The county is not alone in facing this care challenge. Nationally, NHS England predicts a £30bn gap between resources and demand in health alone by 2021. The social care gap is estimated to be £7bn by 2020.

We are working hard with our health partners to look at how we can work more closely together and integrate health and social care. We have a complex environment, with five clinical commissioning groups, five acute trusts and two mental health trusts to work with - it’s not easy.

We are making steady progress locally, but some barriers are so huge and beyond our control that we need a national policy change.

Means to an end

It is needed not just to make integration easier - after all, integration is just a means to an end - but also to lock in a sustainable health and social care system for the future.

That is why we have just published A Shock to the System: Saving Our Health and Social Care. It sets out five actions we believe the next government must take to put health and social care onto a sustainable footing and to aid the process of integration:

  • Allocate 10 year, place based funding settlements to local areas for health, social care and public health. In Essex, this would be worth £3.5bn a year.
  • Empower local health and wellbeing boards to hold the place based budget for an area, set strategic priorities and direct the commissioning of health and social care. This would require changes to the funding and accountability arrangements of HWBs to give them teeth. A health and care commissioner (possibly elected) would be the board chair and would drive integration and improve health and social care outcomes in a local area. It would simplify arrangements in local areas.
  • The NHS tariff system needs to be reformed to incentivise prevention and align financial incentives for providers with outcomes for individuals.
  • The laws around data protection need modernising and clarifying. A legal presumption to share data, with safeguards, could build confidence. The Law Commission recently proposed there should be a full law reform to create a clear, principled legal structure for data sharing. It argues that it should include work to map, modernise, simplify and clarify the statutory provisions that permit and control data sharing and review the common law. This seems a sensible way forward.
  • We need a sensible national conversation about what a universal service offer should look like, how eligibility for health and social care services could be more aligned, and how it could all be paid for. The King’s Fund’s recent commission raises some interesting and workable ideas, but it is important that the government leads the debate and engages the public in an honest way to build understanding and consensus.

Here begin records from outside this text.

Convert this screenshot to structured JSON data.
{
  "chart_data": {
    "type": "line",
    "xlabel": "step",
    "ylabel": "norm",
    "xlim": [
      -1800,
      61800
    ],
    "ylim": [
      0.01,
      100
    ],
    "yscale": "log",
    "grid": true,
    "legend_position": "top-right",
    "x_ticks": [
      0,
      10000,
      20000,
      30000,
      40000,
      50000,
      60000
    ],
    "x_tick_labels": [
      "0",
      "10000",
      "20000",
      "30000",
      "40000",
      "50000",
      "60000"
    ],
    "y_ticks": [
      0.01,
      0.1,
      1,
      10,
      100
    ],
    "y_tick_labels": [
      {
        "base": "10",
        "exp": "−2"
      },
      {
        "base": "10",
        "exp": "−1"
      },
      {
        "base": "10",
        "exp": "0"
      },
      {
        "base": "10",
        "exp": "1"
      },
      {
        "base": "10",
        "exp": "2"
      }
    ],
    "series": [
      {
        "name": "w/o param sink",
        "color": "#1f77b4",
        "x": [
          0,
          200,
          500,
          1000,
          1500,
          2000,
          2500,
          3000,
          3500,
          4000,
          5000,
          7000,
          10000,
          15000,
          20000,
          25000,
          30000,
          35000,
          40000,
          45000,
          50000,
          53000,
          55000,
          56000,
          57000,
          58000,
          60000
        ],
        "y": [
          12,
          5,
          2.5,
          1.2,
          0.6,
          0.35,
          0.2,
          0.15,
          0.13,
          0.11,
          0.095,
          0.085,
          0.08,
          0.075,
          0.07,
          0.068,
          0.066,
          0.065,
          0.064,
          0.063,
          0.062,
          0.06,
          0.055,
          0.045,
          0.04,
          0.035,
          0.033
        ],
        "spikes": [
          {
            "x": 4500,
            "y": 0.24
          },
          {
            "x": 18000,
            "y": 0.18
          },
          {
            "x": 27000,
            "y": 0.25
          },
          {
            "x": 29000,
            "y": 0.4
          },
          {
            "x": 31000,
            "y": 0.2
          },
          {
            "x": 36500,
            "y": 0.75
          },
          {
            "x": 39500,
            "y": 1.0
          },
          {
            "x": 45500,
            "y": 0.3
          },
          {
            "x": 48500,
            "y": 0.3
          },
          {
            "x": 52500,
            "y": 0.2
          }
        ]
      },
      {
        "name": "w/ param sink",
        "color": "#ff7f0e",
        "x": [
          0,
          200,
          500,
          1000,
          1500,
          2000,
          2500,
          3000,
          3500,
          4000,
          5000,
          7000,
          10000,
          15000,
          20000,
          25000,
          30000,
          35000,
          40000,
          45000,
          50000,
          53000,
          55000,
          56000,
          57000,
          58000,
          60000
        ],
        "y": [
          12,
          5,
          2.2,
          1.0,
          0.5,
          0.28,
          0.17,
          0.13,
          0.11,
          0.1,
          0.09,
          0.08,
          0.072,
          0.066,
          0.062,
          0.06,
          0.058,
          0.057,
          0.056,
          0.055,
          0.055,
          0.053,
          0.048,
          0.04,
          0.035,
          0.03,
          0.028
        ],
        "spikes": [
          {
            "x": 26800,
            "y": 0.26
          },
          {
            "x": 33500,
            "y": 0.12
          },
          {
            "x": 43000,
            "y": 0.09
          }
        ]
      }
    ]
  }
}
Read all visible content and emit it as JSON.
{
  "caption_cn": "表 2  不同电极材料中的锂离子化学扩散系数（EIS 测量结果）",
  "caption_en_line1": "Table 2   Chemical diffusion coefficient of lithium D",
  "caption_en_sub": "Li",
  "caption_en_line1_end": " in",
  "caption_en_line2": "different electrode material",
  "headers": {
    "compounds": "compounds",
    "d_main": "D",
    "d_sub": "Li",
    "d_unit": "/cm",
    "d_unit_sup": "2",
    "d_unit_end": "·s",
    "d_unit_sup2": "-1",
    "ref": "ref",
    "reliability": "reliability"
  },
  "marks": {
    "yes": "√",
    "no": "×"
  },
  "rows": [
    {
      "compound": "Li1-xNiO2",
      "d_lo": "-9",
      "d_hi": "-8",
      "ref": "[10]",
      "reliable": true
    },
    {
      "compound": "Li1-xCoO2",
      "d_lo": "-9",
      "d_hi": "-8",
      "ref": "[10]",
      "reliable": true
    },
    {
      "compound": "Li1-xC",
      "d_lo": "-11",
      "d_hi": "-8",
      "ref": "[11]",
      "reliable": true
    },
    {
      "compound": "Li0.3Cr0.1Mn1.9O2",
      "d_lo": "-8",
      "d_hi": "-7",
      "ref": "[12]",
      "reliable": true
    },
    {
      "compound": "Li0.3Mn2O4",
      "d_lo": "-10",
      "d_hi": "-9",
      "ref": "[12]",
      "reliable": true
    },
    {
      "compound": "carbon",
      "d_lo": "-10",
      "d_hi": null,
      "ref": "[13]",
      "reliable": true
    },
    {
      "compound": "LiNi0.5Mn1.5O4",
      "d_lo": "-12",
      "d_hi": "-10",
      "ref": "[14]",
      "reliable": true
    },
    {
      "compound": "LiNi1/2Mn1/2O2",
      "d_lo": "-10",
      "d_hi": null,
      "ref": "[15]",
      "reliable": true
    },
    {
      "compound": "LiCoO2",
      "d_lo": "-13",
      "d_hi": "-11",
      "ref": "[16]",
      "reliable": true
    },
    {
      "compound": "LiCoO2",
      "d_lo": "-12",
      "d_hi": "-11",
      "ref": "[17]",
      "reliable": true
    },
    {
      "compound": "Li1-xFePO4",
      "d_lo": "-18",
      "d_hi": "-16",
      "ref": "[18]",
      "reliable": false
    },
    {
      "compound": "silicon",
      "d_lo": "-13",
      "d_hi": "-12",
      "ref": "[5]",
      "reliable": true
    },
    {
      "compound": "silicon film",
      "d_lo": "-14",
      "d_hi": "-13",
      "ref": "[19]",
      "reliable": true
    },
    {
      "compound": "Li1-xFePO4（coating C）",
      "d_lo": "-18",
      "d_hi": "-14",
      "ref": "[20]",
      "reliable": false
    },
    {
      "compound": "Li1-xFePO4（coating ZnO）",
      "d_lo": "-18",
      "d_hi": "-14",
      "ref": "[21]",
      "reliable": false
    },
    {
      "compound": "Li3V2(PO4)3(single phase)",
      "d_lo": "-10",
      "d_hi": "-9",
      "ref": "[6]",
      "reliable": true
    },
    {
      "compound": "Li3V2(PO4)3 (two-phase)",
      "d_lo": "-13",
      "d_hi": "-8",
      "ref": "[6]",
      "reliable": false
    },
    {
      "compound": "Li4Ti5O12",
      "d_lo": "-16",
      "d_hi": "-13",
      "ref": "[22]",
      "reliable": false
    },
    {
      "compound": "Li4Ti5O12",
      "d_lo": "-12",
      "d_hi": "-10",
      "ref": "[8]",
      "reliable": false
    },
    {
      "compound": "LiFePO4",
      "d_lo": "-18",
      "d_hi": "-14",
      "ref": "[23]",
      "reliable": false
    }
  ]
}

Essex believes that the implementation of these five measures can help put health and social care onto a sustainable footing.

Just the beginning

We know these will not be the only answers.

The NHS and local government need to improve efficiency; the potential of technology needs to be radically explored and promoted in health and social care; and more needs to be done to ensure a steady supply of GPs.

‘Local health and wellbeing boards and councils simply do not have the legal authority to make fundamental changes’

Taking these steps can help the next government make significant strides towards integrating health and social care, and addressing system pressures. They represent a focused programme of action. Local areas cannot tackle the fundamental problems facing the system alone.

The harsh reality is that difficult decisions are required and the most fundamental of these require decisions and policy change by the national government.
Decisions must be made about how the system is funded and how it is accessed. Local HWBs and councils do not have the legal authority to make the changes required.

It’s time to be honest about the structural weaknesses in our health and social care system.